A travers les multiples chemins, réels et virtuels, proposés par cette exposition, le but est de construire un espace mental comme un point de jonction. Une nouvelle carte se dessine alors, entre la frontière de l’Afrique et de l’Europe, entre ces zones de territoires francophones que sont le Canada, le Maroc et la France, entre des territoires tangibles et des mondes inventés.
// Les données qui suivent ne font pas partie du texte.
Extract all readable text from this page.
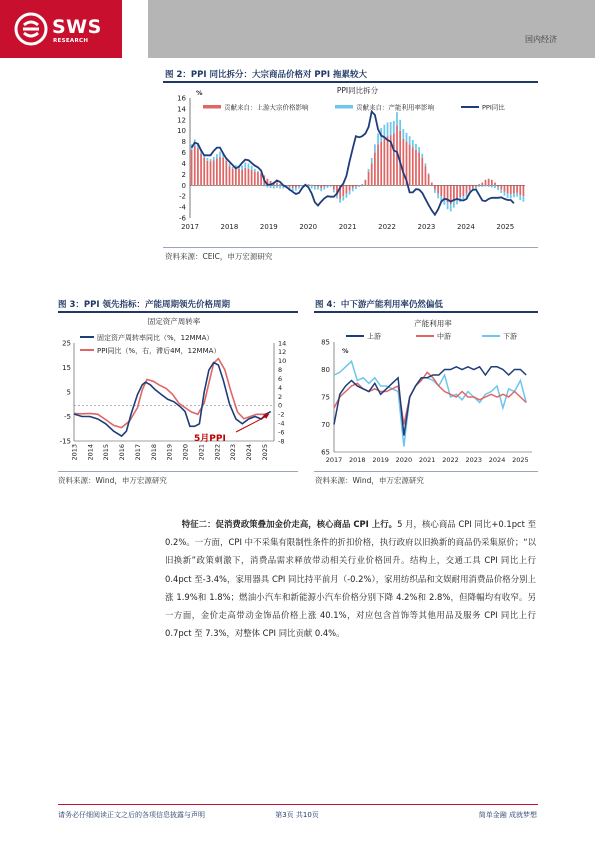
SWS
RESEARCH	国内经济
图 2：PPI 同比拆分：大宗商品价格对 PPI 拖累较大
PPI同比拆分
%
-6
-4
-2
0
2
4
6
8
10
12
14
16
2017	2018	2019	2020	2021	2022	2023	2024	2025
贡献来自：上游大宗价格影响	贡献来自：产能利用率影响	PPI同比
资料来源：CEIC，申万宏源研究
图 3：PPI 领先指标：产能周期领先价格周期
固定资产周转率
-15
-5
5
15
25
-8
-6
-4
-2
0
2
4
6
8
10
12
14
2013 2014 2015 2016 2017 2018 2019 2020 2021 2022 2023 2024 2025
固定资产周转率同比（%，12MMA）
PPI同比（%，右，滞后4M，12MMA）
5月PPI
资料来源：Wind，申万宏源研究
图 4：中下游产能利用率仍然偏低
产能利用率
%
65
70
75
80
85
2017 2018 2019 2020 2021 2022 2023 2024 2025
上游	中游	下游
资料来源：Wind，申万宏源研究

特征二：促消费政策叠加金价走高，核心商品 CPI 上行。5 月，核心商品 CPI 同比+0.1pct 至 0.2%。一方面，CPI 中不采集有限制性条件的折扣价格，执行政府以旧换新的商品仍采集原价；“以旧换新”政策刺激下，消费品需求释放带动相关行业价格回升。结构上，交通工具 CPI 同比上行 0.4pct 至-3.4%，家用器具 CPI 同比持平前月（-0.2%），家用纺织品和文娱耐用消费品价格分别上涨 1.9%和 1.8%；燃油小汽车和新能源小汽车价格分别下降 4.2%和 2.8%，但降幅均有收窄。另一方面，金价走高带动金饰品价格上涨 40.1%，对应包含首饰等其他用品及服务 CPI 同比上行 0.7pct 至 7.3%，对整体 CPI 同比贡献 0.4%。

请务必仔细阅读正文之后的各项信息披露与声明	第3页 共10页	简单金融 成就梦想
Prenant pour sujet l’enclave espagnole de Sebta dans le nord-ouest du Maroc, un petit bout d’Occident en terre d’Afrique, Randa Maroufi recrée les contours d’un système répressif, inégalitaire, qui restreint les libertés. Ce point de passage est d’abord celui d’un transfert bien particulier de marchandises, portées par des « femmes mules » comme on les appelle. D’ordinaire réduite à leur rôle de porteuse, elles portraiturées comme des stars de gangsta rap par Randa Maroufi, d’habitude parties prenantes d’un système qui les obligent à franchir plusieurs fois par jour la frontière, chargées de dizaines de kilos sur le dos. À l’image de Nabila et Keltoum, ces femmes fières et puissantes reprennent possession de leur corps par la photographie.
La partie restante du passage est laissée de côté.